Diário do Alentejo

“É preferível morrer a gritar ‘Viva a Liberdade’ do que viver numa ditadura”

06 de agosto 2021 - 16:35

Texto José Serrano

 

Foi apresentado, recentemente, na sede do Grupo Coral Os Ceifeiros de Cuba, o livro “O Cavador que lia Livros no Tempo de Salazar”, da autoria de Francisco Cantanhede. Do que nos fala este seu livro?

 

O livro começa por desmontar a imagem do “santo” Salazar, divulgada pela propaganda da ditadura. Nos capítulos seguintes descreve a vida quotidiana daqueles que, nos latifúndios alentejanos, passavam os dias com “os corpos colados à terra”, recebendo em troca o “pão que o diabo amassou”.

 

Diria que algumas das suas inquietações, reveladas neste seu romance, nomeadamente o medo, a miséria, a indiferença, continuam contemporâneas?

 

Graças ao 25 de Abril de 1974 – é bom recordar –, foi sendo construído um Portugal novo: habitações condignas, assistência médica “tendencialmente gratuita”, direito à educação, a igualdade de género tem dado passos significativos... Contudo, o medo está de volta: medo de perder o emprego, medo de não ter dinheiro para comer ou para ir à farmácia, medo provocado pela mensagem de certas forças políticas que, travestidas de “modernidade”, não passam de herdeiras de um passado de dor, sofrimento e morte. Nas escolas existe igualdade, mas pouca equidade e a classe docente, envelhecida, está exausta.
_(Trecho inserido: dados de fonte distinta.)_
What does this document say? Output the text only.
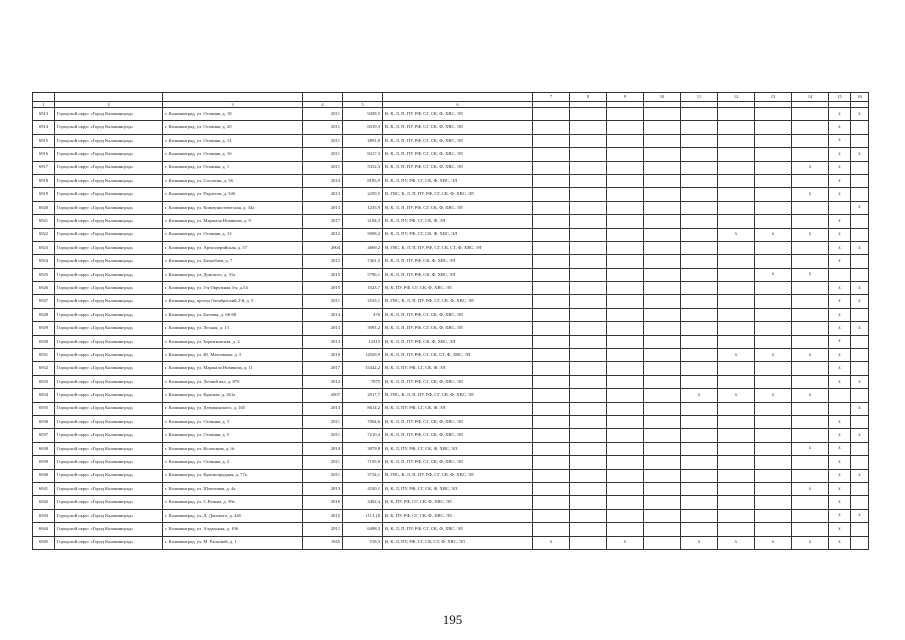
						7	8	9	10	11	12	13	14	15	16
1	2	3	4	5	6										
6913	Городской округ «Город Калининград»	г. Калининград, ул. Осенняя, д. 18	2011	9458,5	В, К, Л, П, ПУ, РФ, СГ, СК, Ф, ХВС, ЭЛ									x	x
6914	Городской округ «Город Калининград»	г. Калининград, ул. Осенняя, д. 20	2011	8419,3	В, К, Л, П, ПУ, РФ, СГ, СК, Ф, ХВС, ЭЛ									x	
6915	Городской округ «Город Калининград»	г. Калининград, ул. Осенняя, д. 14	2011	2891,8	В, К, Л, П, ПУ, РФ, СГ, СК, Ф, ХВС, ЭЛ									x	
6916	Городской округ «Город Калининград»	г. Калининград, ул. Осенняя, д. 16	2011	8417,3	В, К, Л, П, ПУ, РФ, СГ, СК, Ф, ХВС, ЭЛ									x	x
6917	Городской округ «Город Калининград»	г. Калининград, ул. Осенняя, д. 1	2011	5352,3	В, К, Л, П, ПУ, РФ, СГ, СК, Ф, ХВС, ЭЛ								x	x	
6918	Городской округ «Город Калининград»	г. Калининград, ул. Согласия, д. 36	2014	8185,9	В, К, Л, ПУ, РФ, СГ, СК, Ф, ХВС, ЭЛ									x	
6919	Городской округ «Город Калининград»	г. Калининград, ул. Радистов, д. 34б	2013	2259,5	В, ГВС, К, Л, П, ПУ, РФ, СГ, СК, Ф, ХВС, ЭЛ								x	x	
6920	Городской округ «Город Калининград»	г. Калининград, ул. Коммунистическая, д. 34а	2013	1235,9	В, К, Л, П, ПУ, РФ, СГ, СК, Ф, ХВС, ЭЛ										x
6921	Городской округ «Город Калининград»	г. Калининград, ул. Маршала Новикова, д. 9	2017	2184,3	В, К, Л, ПУ, РФ, СГ, СК, Ф, ЭЛ									x	
6922	Городской округ «Город Калининград»	г. Калининград, ул. Осенняя, д. 12	2012	5098,2	В, К, Л, ПУ, РФ, СГ, СК, Ф, ХВС, ЭЛ						x	x	x	x	
6923	Городской округ «Город Калининград»	г. Калининград, ул. Артиллерийская, д. 57	2004	4669,2	В, ГВС, К, Л, П, ПУ, РФ, СГ, СК, СТ, Ф, ХВС, ЭЛ									x	x
6924	Городской округ «Город Калининград»	г. Калининград, ул. Баскобаев, д. 7	2012	7461,5	В, К, Л, П, ПУ, РФ, СК, Ф, ХВС, ЭЛ									x	
6925	Городской округ «Город Калининград»	г. Калининград, ул. Донского, д. 31а	2015	5796,1	В, К, Л, П, ПУ, РФ, СК, Ф, ХВС, ЭЛ							x	x		
6926	Городской округ «Город Калининград»	г. Калининград, ул. 3-я Окружная 4-я, д.54	2015	1023,7	В, К, ПУ, РФ, СГ, СК, Ф, ХВС, ЭЛ									x	x
6927	Городской округ «Город Калининград»	г. Калининград, проезд Октябрьский 2-й, д. 5	2011	2533,1	В, ГВС, К, Л, П, ПУ, РФ, СГ, СК, Ф, ХВС, ЭЛ									x	x
6928	Городской округ «Город Калининград»	г. Калининград, ул. Батовая, д. 66-68	2014	476	В, К, Л, П, ПУ, РФ, СГ, СК, Ф, ХВС, ЭЛ									x	
6929	Городской округ «Город Калининград»	г. Калининград, ул. Лесная, д. 13	2013	3991,2	В, К, Л, П, ПУ, РФ, СГ, СК, Ф, ХВС, ЭЛ									x	x
6930	Городской округ «Город Калининград»	г. Калининград, ул. Бережковская, д. 2	2013	12315	В, К, Л, П, ПУ, РФ, СК, Ф, ХВС, ЭЛ									x	
6931	Городской округ «Город Калининград»	г. Калининград, ул. Ю. Маточкина, д. 5	2010	12029,9	В, К, Л, П, ПУ, РФ, СГ, СК, СТ, Ф, ХВС, ЭЛ						x	x	x	x	
6932	Городской округ «Город Калининград»	г. Калининград, ул. Маршала Новикова, д. 11	2017	15442,2	В, К, Л, ПУ, РФ, СГ, СК, Ф, ЭЛ									x	
6933	Городской округ «Город Калининград»	г. Калининград, ул. Летний вал, д. 87б	2012	7875	В, К, Л, П, ПУ, РФ, СГ, СК, Ф, ХВС, ЭЛ									x	x
6934	Городской округ «Город Калининград»	г. Калининград, ул. Красная, д. 261а	2007	2917,7	В, ГВС, К, Л, П, ПУ, РФ, СГ, СК, Ф, ХВС, ЭЛ					x	x	x	x		
6935	Городской округ «Город Калининград»	г. Калининград, ул. Дзержинского, д. 165	2013	8614,2	В, К, Л, ПУ, РФ, СГ, СК, Ф, ЭЛ										x
6936	Городской округ «Город Калининград»	г. Калининград, ул. Осенняя, д. 3	2011	7004,6	В, К, Л, П, ПУ, РФ, СГ, СК, Ф, ХВС, ЭЛ									x	
6937	Городской округ «Город Калининград»	г. Калининград, ул. Осенняя, д. 5	2011	7210,4	В, К, Л, П, ПУ, РФ, СГ, СК, Ф, ХВС, ЭЛ									x	x
6938	Городской округ «Город Калининград»	г. Калининград, ул. Колхозная, д. 4г	2014	3079,8	В, К, Л, ПУ, РФ, СГ, СК, Ф, ХВС, ЭЛ								x	x	
6939	Городской округ «Город Калининград»	г. Калининград, ул. Осенняя, д. 2	2011	7195,8	В, К, Л, П, ПУ, РФ, СГ, СК, Ф, ХВС, ЭЛ									x	
6940	Городской округ «Город Калининград»	г. Калининград, ул. Краснопрудная, д. 77а	2011	3734,1	В, ГВС, К, Л, П, ПУ, РФ, СГ, СК, Ф, ХВС, ЭЛ									x	x
6941	Городской округ «Город Калининград»	г. Калининград, ул. Шлюзовая, д. 4а	2013	4520,1	В, К, Л, ПУ, РФ, СГ, СК, Ф, ХВС, ЭЛ								x	x	
6942	Городской округ «Город Калининград»	г. Калининград, ул. С.Разина, д. 39а	2016	3492,4	В, К, ПУ, РФ, СГ, СК, Ф, ХВС, ЭЛ									x	
6943	Городской округ «Город Калининград»	г. Калининград, ул. Д. Донского, д. 44б	2015	1113,18	В, К, ПУ, РФ, СГ, СК, Ф, ХВС, ЭЛ									x	x
6944	Городской округ «Город Калининград»	г. Калининград, ул. Алданская, д. 106	2011	6498,3	В, К, Л, П, ПУ, РФ, СГ, СК, Ф, ХВС, ЭЛ									x	
6945	Городской округ «Город Калининград»	г. Калининград, ул. М. Расковой, д. 1	1945	518,3	В, К, Л, ПУ, РФ, СГ, СК, СТ, Ф, ХВС, ЭЛ	x		x		x	x	x	x	x	
195
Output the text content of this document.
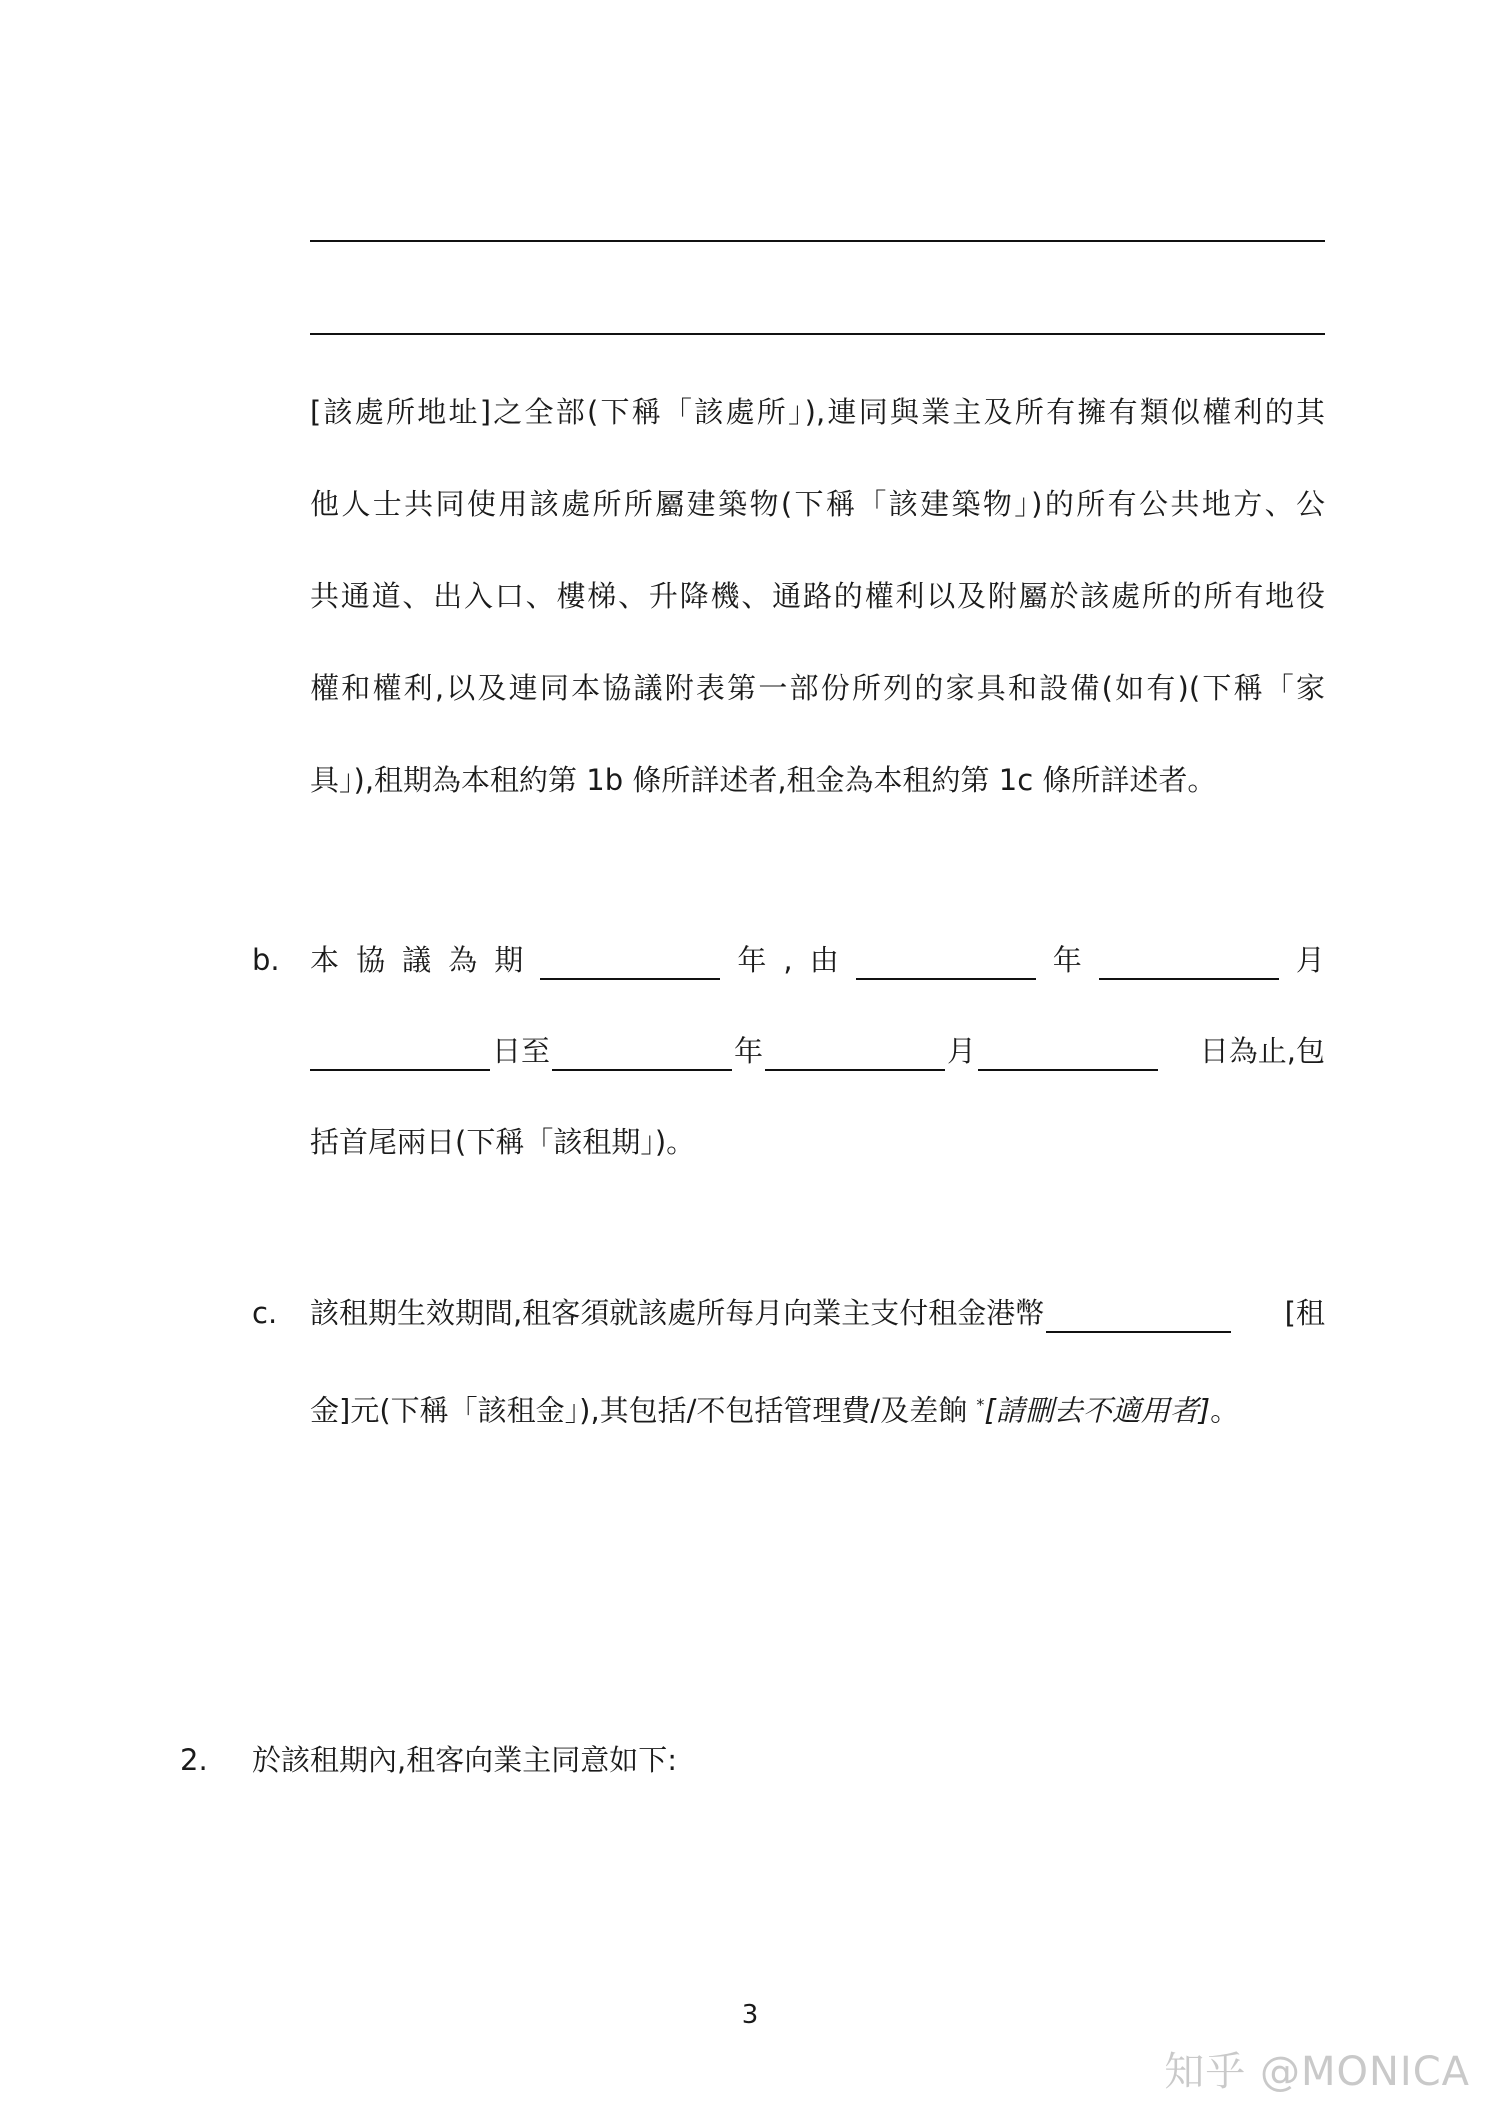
[該處所地址]之全部(下稱「該處所」),連同與業主及所有擁有類似權利的其
他人士共同使用該處所所屬建築物(下稱「該建築物」)的所有公共地方、公
共通道、出入口、樓梯、升降機、通路的權利以及附屬於該處所的所有地役
權和權利,以及連同本協議附表第一部份所列的家具和設備(如有)(下稱「家
具」),租期為本租約第 1b 條所詳述者,租金為本租約第 1c 條所詳述者。
b. 本 協 議 為 期	年 , 由	年	月
日至	年	月	日為止,包
括首尾兩日(下稱「該租期」)。
c. 該租期生效期間,租客須就該處所每月向業主支付租金港幣	[租
金]元(下稱「該租金」),其包括/不包括管理費/及差餉 *[請刪去不適用者]。
2. 於該租期內,租客向業主同意如下:
3
知乎 @MONICA
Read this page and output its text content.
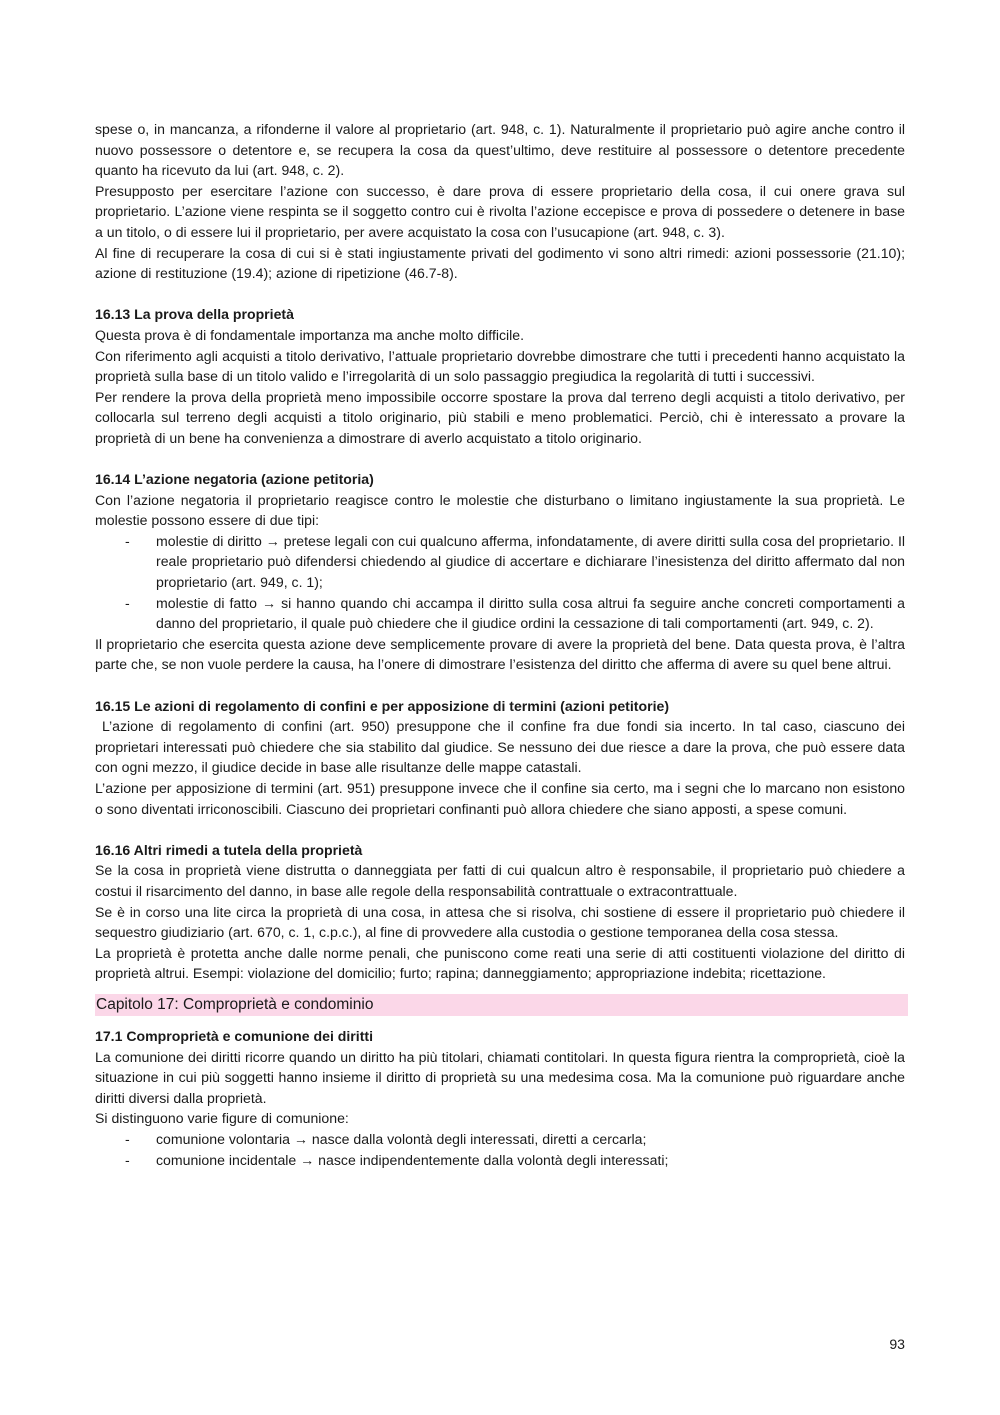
spese o, in mancanza, a rifonderne il valore al proprietario (art. 948, c. 1). Naturalmente il proprietario può agire anche contro il nuovo possessore o detentore e, se recupera la cosa da quest’ultimo, deve restituire al possessore o detentore precedente quanto ha ricevuto da lui (art. 948, c. 2).

Presupposto per esercitare l’azione con successo, è dare prova di essere proprietario della cosa, il cui onere grava sul proprietario. L’azione viene respinta se il soggetto contro cui è rivolta l’azione eccepisce e prova di possedere o detenere in base a un titolo, o di essere lui il proprietario, per avere acquistato la cosa con l’usucapione (art. 948, c. 3).

Al fine di recuperare la cosa di cui si è stati ingiustamente privati del godimento vi sono altri rimedi: azioni possessorie (21.10); azione di restituzione (19.4); azione di ripetizione (46.7-8).

16.13 La prova della proprietà

Questa prova è di fondamentale importanza ma anche molto difficile.

Con riferimento agli acquisti a titolo derivativo, l’attuale proprietario dovrebbe dimostrare che tutti i precedenti hanno acquistato la proprietà sulla base di un titolo valido e l’irregolarità di un solo passaggio pregiudica la regolarità di tutti i successivi.

Per rendere la prova della proprietà meno impossibile occorre spostare la prova dal terreno degli acquisti a titolo derivativo, per collocarla sul terreno degli acquisti a titolo originario, più stabili e meno problematici. Perciò, chi è interessato a provare la proprietà di un bene ha convenienza a dimostrare di averlo acquistato a titolo originario.

16.14 L’azione negatoria (azione petitoria)

Con l’azione negatoria il proprietario reagisce contro le molestie che disturbano o limitano ingiustamente la sua proprietà. Le molestie possono essere di due tipi:

- molestie di diritto → pretese legali con cui qualcuno afferma, infondatamente, di avere diritti sulla cosa del proprietario. Il reale proprietario può difendersi chiedendo al giudice di accertare e dichiarare l’inesistenza del diritto affermato dal non proprietario (art. 949, c. 1);
- molestie di fatto → si hanno quando chi accampa il diritto sulla cosa altrui fa seguire anche concreti comportamenti a danno del proprietario, il quale può chiedere che il giudice ordini la cessazione di tali comportamenti (art. 949, c. 2).

Il proprietario che esercita questa azione deve semplicemente provare di avere la proprietà del bene. Data questa prova, è l’altra parte che, se non vuole perdere la causa, ha l’onere di dimostrare l’esistenza del diritto che afferma di avere su quel bene altrui.

16.15 Le azioni di regolamento di confini e per apposizione di termini (azioni petitorie)

L’azione di regolamento di confini (art. 950) presuppone che il confine fra due fondi sia incerto. In tal caso, ciascuno dei proprietari interessati può chiedere che sia stabilito dal giudice. Se nessuno dei due riesce a dare la prova, che può essere data con ogni mezzo, il giudice decide in base alle risultanze delle mappe catastali.

L’azione per apposizione di termini (art. 951) presuppone invece che il confine sia certo, ma i segni che lo marcano non esistono o sono diventati irriconoscibili. Ciascuno dei proprietari confinanti può allora chiedere che siano apposti, a spese comuni.

16.16 Altri rimedi a tutela della proprietà

Se la cosa in proprietà viene distrutta o danneggiata per fatti di cui qualcun altro è responsabile, il proprietario può chiedere a costui il risarcimento del danno, in base alle regole della responsabilità contrattuale o extracontrattuale.

Se è in corso una lite circa la proprietà di una cosa, in attesa che si risolva, chi sostiene di essere il proprietario può chiedere il sequestro giudiziario (art. 670, c. 1, c.p.c.), al fine di provvedere alla custodia o gestione temporanea della cosa stessa.

La proprietà è protetta anche dalle norme penali, che puniscono come reati una serie di atti costituenti violazione del diritto di proprietà altrui. Esempi: violazione del domicilio; furto; rapina; danneggiamento; appropriazione indebita; ricettazione.

Capitolo 17: Comproprietà e condominio
17.1 Comproprietà e comunione dei diritti

La comunione dei diritti ricorre quando un diritto ha più titolari, chiamati contitolari. In questa figura rientra la comproprietà, cioè la situazione in cui più soggetti hanno insieme il diritto di proprietà su una medesima cosa. Ma la comunione può riguardare anche diritti diversi dalla proprietà.

Si distinguono varie figure di comunione:

- comunione volontaria → nasce dalla volontà degli interessati, diretti a cercarla;
- comunione incidentale → nasce indipendentemente dalla volontà degli interessati;
93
A fome voltou, envergonhada ou à vista de todos, provocada pelo desemprego, pelos ordenados e reformas miseráveis. A indiferença de parte da classe política e do cidadão comum é, por vezes, arrepiante. Veja-se o exemplo dos trabalhadores sazonais em várias regiões do país. É preciso voltar a gritar bem alto: “vemos, ouvimos e lemos, não podemos ignorar”, de modo a espicaçar consciências.

 

O que diria o cavador, personagem principal do seu livro, ao ouvir, hoje, alguém dizer: “Portugal precisa é de um novo Salazar”?

 

Diria, obviamente, que “os deuses devem estar loucos”. Quem esteve preso em Caxias, por se ter manifestado a pedir trabalho, preferiria perder a vida a gritar na rua “Viva a Liberdade!” do que voltar a viver numa ditadura.

 

O que mais gostaria que este livro despertasse, a quem o ler?

 

O amor pela “liberdade, igualdade, fraternidade”, os ideais dos revolucionários franceses que, em 1789, abriram as portas à democracia. Recordo que Jesus Cristo afirmou, há cerca de 2021 anos, que somos todos iguais – ricos e pobres, escravos e senhores, homens e mulheres – e que pediu: “amai-vos uns aos outros, como Eu vos amei”, apelando à fraternidade entre todos os povos do mundo.